Ulan Nadyrbek Uulu

Personal information
- Full name: Ulan Nadyrbek Uulu
- Nationality: Kyrgyzstan
- Born: 5 January 1981 (age 45) Frunze, Kirghiz SSR, Soviet Union
- Height: 1.70 m (5 ft 7 in)
- Weight: 60 kg (132 lb)

Sport
- Style: Freestyle
- Club: Edishor 4 Wrestling Club
- Coach: Kenzhebek Omuraliev

Medal record
Men's freestyle wrestling
Representing Kyrgyzstan
Asian Games
| Bronze medal – third place | 2002 Busan | 60 kg |

= Ulan Nadyrbek Uulu =

Kyrgyzstani wrestler (born 1981)

Ulan Nadyrbek Uulu (Улан Надырбек Уулу; born 5 January 1981 in Bishkek) is an amateur Kyrgyz freestyle wrestler, who competed in the men's lightweight category. He won a silver medal in the 60-kg division at the 2002 Asian Games in Busan, South Korea, and later represented his nation Kyrgyzstan at the 2004 Summer Olympics. Uulu also trained throughout his sporting career for Edishor 4 Wrestling Club in Bishkek under his personal coach and mentor Kenjibek Umaraliev.

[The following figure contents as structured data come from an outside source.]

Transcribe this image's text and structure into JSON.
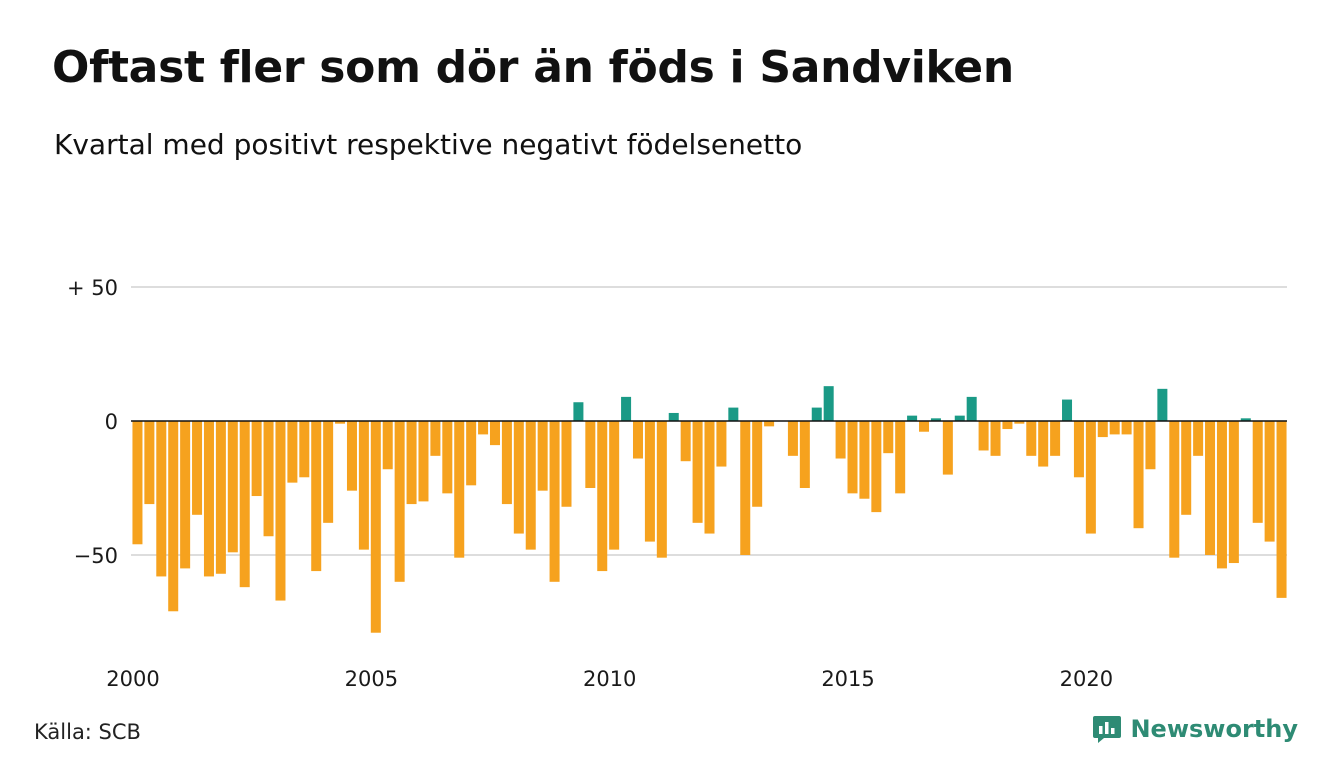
{
  "header": {
    "title": "Oftast fler som dör än föds i Sandviken",
    "subtitle": "Kvartal med positivt respektive negativt födelsenetto"
  },
  "footer": {
    "source": "Källa: SCB",
    "brand": "Newsworthy",
    "brand_icon": "bar-chart-speech-bubble-icon"
  },
  "colors": {
    "positive": "#1a9a86",
    "negative": "#f6a21e",
    "brand": "#2e8b74",
    "grid": "#dddddd"
  },
  "chart_data": {
    "type": "bar",
    "title": "Oftast fler som dör än föds i Sandviken",
    "subtitle": "Kvartal med positivt respektive negativt födelsenetto",
    "x_start": 2000,
    "x_end": 2024.75,
    "periods_per_year": 4,
    "ylim": [
      -80,
      55
    ],
    "y_ticks": [
      {
        "value": 50,
        "label": "+ 50"
      },
      {
        "value": 0,
        "label": "0"
      },
      {
        "value": -50,
        "label": "−50"
      }
    ],
    "x_ticks": [
      {
        "value": 2000,
        "label": "2000"
      },
      {
        "value": 2005,
        "label": "2005"
      },
      {
        "value": 2010,
        "label": "2010"
      },
      {
        "value": 2015,
        "label": "2015"
      },
      {
        "value": 2020,
        "label": "2020"
      }
    ],
    "grid": true,
    "values": [
      -46,
      -31,
      -58,
      -71,
      -55,
      -35,
      -58,
      -57,
      -49,
      -62,
      -28,
      -43,
      -67,
      -23,
      -21,
      -56,
      -38,
      -1,
      -26,
      -48,
      -79,
      -18,
      -60,
      -31,
      -30,
      -13,
      -27,
      -51,
      -24,
      -5,
      -9,
      -31,
      -42,
      -48,
      -26,
      -60,
      -32,
      7,
      -25,
      -56,
      -48,
      9,
      -14,
      -45,
      -51,
      3,
      -15,
      -38,
      -42,
      -17,
      5,
      -50,
      -32,
      -2,
      0,
      -13,
      -25,
      5,
      13,
      -14,
      -27,
      -29,
      -34,
      -12,
      -27,
      2,
      -4,
      1,
      -20,
      2,
      9,
      -11,
      -13,
      -3,
      -1,
      -13,
      -17,
      -13,
      8,
      -21,
      -42,
      -6,
      -5,
      -5,
      -40,
      -18,
      12,
      -51,
      -35,
      -13,
      -50,
      -55,
      -53,
      1,
      -38,
      -45,
      -66
    ]
  }
}
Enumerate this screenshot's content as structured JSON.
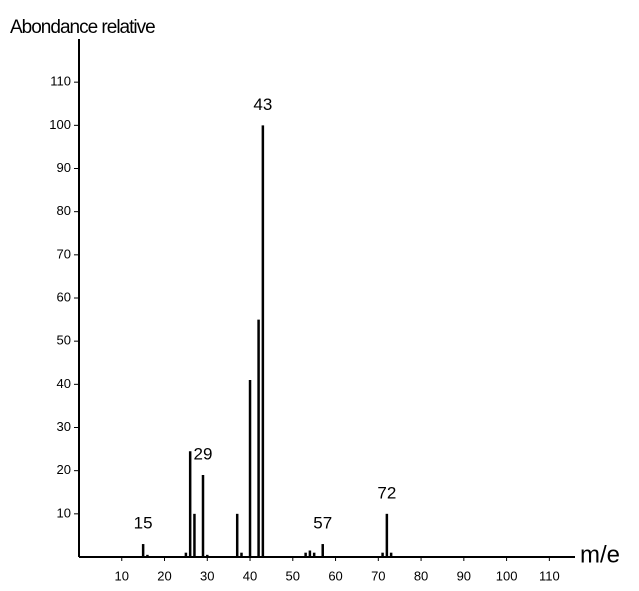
{
  "chart_data": {
    "type": "stem",
    "y_label": "Abondance relative",
    "x_label": "m/e",
    "x": [
      15,
      16,
      25,
      26,
      27,
      29,
      30,
      37,
      38,
      40,
      42,
      43,
      53,
      54,
      55,
      57,
      71,
      72,
      73
    ],
    "values": [
      3,
      0.5,
      1,
      24.5,
      10,
      19,
      0.5,
      10,
      1,
      41,
      55,
      100,
      1,
      1.5,
      1,
      3,
      1,
      10,
      1
    ],
    "peak_labels": [
      "15",
      null,
      null,
      null,
      null,
      "29",
      null,
      null,
      null,
      null,
      null,
      "43",
      null,
      null,
      null,
      "57",
      null,
      "72",
      null
    ],
    "color": "#000000",
    "xlim": [
      0,
      116
    ],
    "xticks": [
      10,
      20,
      30,
      40,
      50,
      60,
      70,
      80,
      90,
      100,
      110
    ],
    "ylim": [
      0,
      120
    ],
    "yticks": [
      10,
      20,
      30,
      40,
      50,
      60,
      70,
      80,
      90,
      100,
      110
    ]
  }
}
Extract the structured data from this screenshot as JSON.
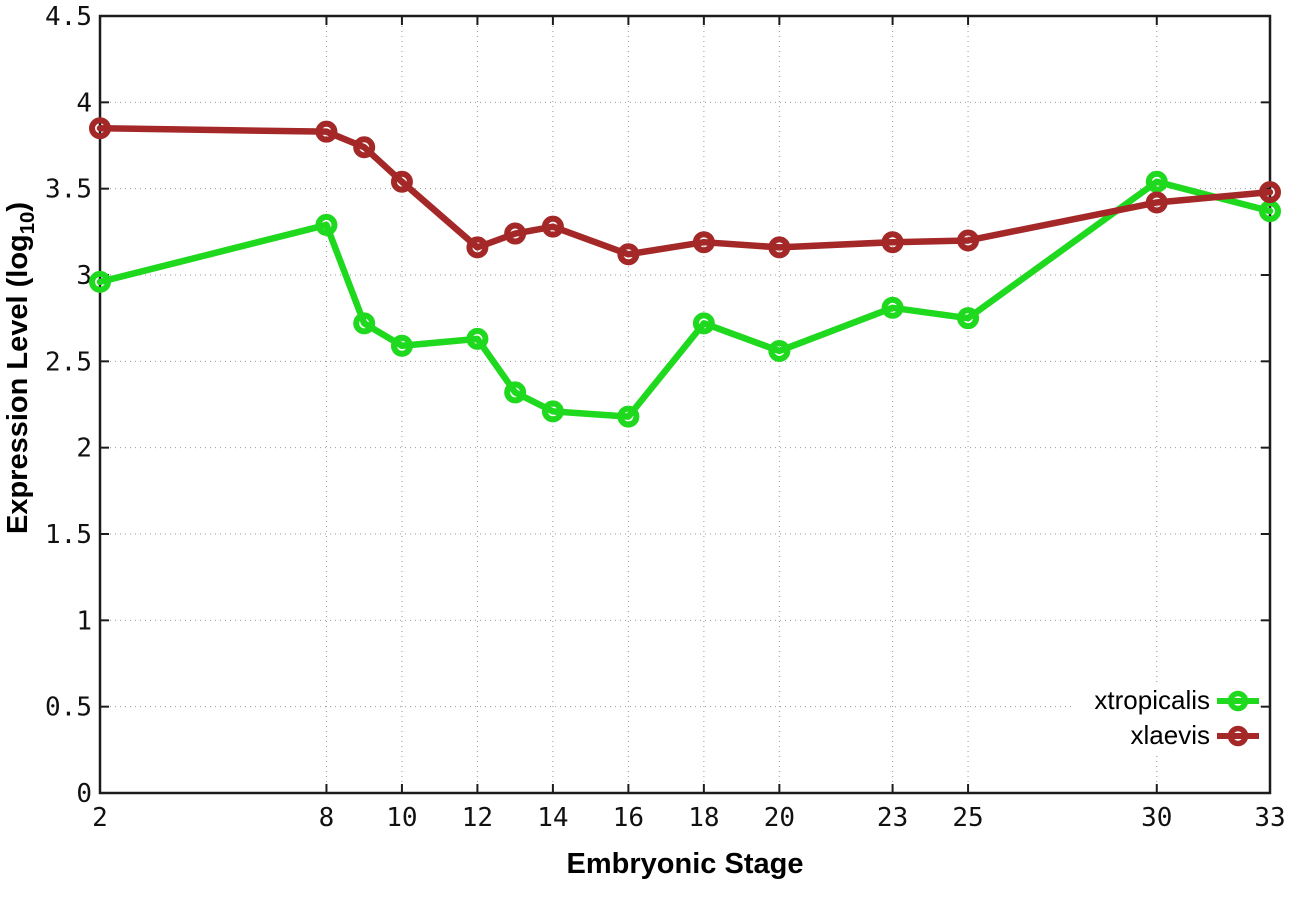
{
  "chart_data": {
    "type": "line",
    "title": "",
    "xlabel": "Embryonic Stage",
    "ylabel": "Expression Level (log10)",
    "ylabel_parts": {
      "prefix": "Expression Level (log",
      "sub": "10",
      "suffix": ")"
    },
    "x": [
      2,
      8,
      9,
      10,
      12,
      13,
      14,
      16,
      18,
      20,
      23,
      25,
      30,
      33
    ],
    "series": [
      {
        "name": "xtropicalis",
        "color": "#1FD91F",
        "values": [
          2.96,
          3.29,
          2.72,
          2.59,
          2.63,
          2.32,
          2.21,
          2.18,
          2.72,
          2.56,
          2.81,
          2.75,
          3.54,
          3.37
        ]
      },
      {
        "name": "xlaevis",
        "color": "#A42828",
        "values": [
          3.85,
          3.83,
          3.74,
          3.54,
          3.16,
          3.24,
          3.28,
          3.12,
          3.19,
          3.16,
          3.19,
          3.2,
          3.42,
          3.48
        ]
      }
    ],
    "xlim": [
      2,
      33
    ],
    "ylim": [
      0,
      4.5
    ],
    "xticks": [
      2,
      8,
      10,
      12,
      14,
      16,
      18,
      20,
      23,
      25,
      30,
      33
    ],
    "yticks": [
      0,
      0.5,
      1,
      1.5,
      2,
      2.5,
      3,
      3.5,
      4,
      4.5
    ],
    "grid": true,
    "grid_style": "dotted",
    "grid_color": "#999999",
    "border_color": "#1c1c1c",
    "marker": "open-circle",
    "legend_position": "bottom-right"
  }
}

Uulu made sporting headlines at the 2002 Asian Games in Busan, South Korea, where he picked up a bronze medal over India's Shokinder Tomar with a colossal fall in the men's lightweight category.

At the 2004 Summer Olympics in Athens, Uulu qualified for the Kyrgyz squad in the men's 60 kg class. Earlier in the process, he placed seventh and received a spot on the Kyrgyz wrestling team from the 2003 World Wrestling Championships in New York City, New York, United States. In the prelim pool, Uulu made a strong start with a comfortable 3–0 decision over Hungary's Gergõ Wöller, before being tamed in his next match by Ukraine's Vasyl Fedoryshyn 3–5. Placing second in the pool and twelfth overall, Uulu failed to advance to the quarterfinals.